Example: a businessman owns a hardware store. He needs a new light fixture so he goes and buys one at a cost of $100.

Under the GST/PST system, because lighting is a piece of tangible property, he has to pay $5 in GST and $7 in PST on it - a total of $12 on top of his purchase.

To stay in business, he has to adjust how much he sells his products for in order to be able to afford the items he buys to enhance his business, as well as the PST on top of them.

The provincial government collects PST and the federal government collects GST.

 

How HST works

 

The Harmonized Sales Tax (HST) takes the rates of the GST (five per cent) and the PST (seven per cent) and combines them into a single rate (12 per cent) that's administered by the federal government.

It is a Value-Added Tax (VAT), which taxes the items you purchase to enhance a business's value but allows you to recover the tax by collecting it from customers.

Example: a businessman owns a hardware store. He needs a new light fixture so he goes and buys one at a cost of $100.

Under the HST system, it doesn't matter whether lighting is a piece of tangible property, he still has to pay 12 per cent in HST on it - in this case, a total of $12 on top of his purchase. Only now, he can recover any tax he pays by collecting HST from customers.

A customer will come into the store, buy a hammer, a screwdriver, anything else you might get from a hardware store, and pay 12 per cent in HST on top of it.
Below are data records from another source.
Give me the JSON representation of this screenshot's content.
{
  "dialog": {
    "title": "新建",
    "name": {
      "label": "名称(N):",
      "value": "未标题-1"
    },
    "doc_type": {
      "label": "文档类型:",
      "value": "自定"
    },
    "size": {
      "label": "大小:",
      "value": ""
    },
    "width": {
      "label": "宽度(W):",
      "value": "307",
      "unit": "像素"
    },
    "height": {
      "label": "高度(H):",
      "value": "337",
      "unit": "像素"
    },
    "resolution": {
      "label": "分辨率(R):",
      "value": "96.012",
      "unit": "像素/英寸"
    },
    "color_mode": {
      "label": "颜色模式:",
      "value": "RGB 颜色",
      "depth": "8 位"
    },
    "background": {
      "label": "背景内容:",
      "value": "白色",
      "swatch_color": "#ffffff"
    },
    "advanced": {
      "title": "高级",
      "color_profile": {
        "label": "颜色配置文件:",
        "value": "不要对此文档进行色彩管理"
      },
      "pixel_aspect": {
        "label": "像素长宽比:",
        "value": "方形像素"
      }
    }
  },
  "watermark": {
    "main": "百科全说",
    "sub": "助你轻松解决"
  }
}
On a tax return at the end of the month, the business owner can claim the amount of tax he paid on his expenses, as well as how much he collected from customers. If he's collected double the amount of tax from customers that he spent on his own expenses, he can essentially paying himself back the tax he paid on his expenses.

The federal government collects all revenues from the Harmonized Sales Tax and gives seven per cent of the revenue back to British Columbia.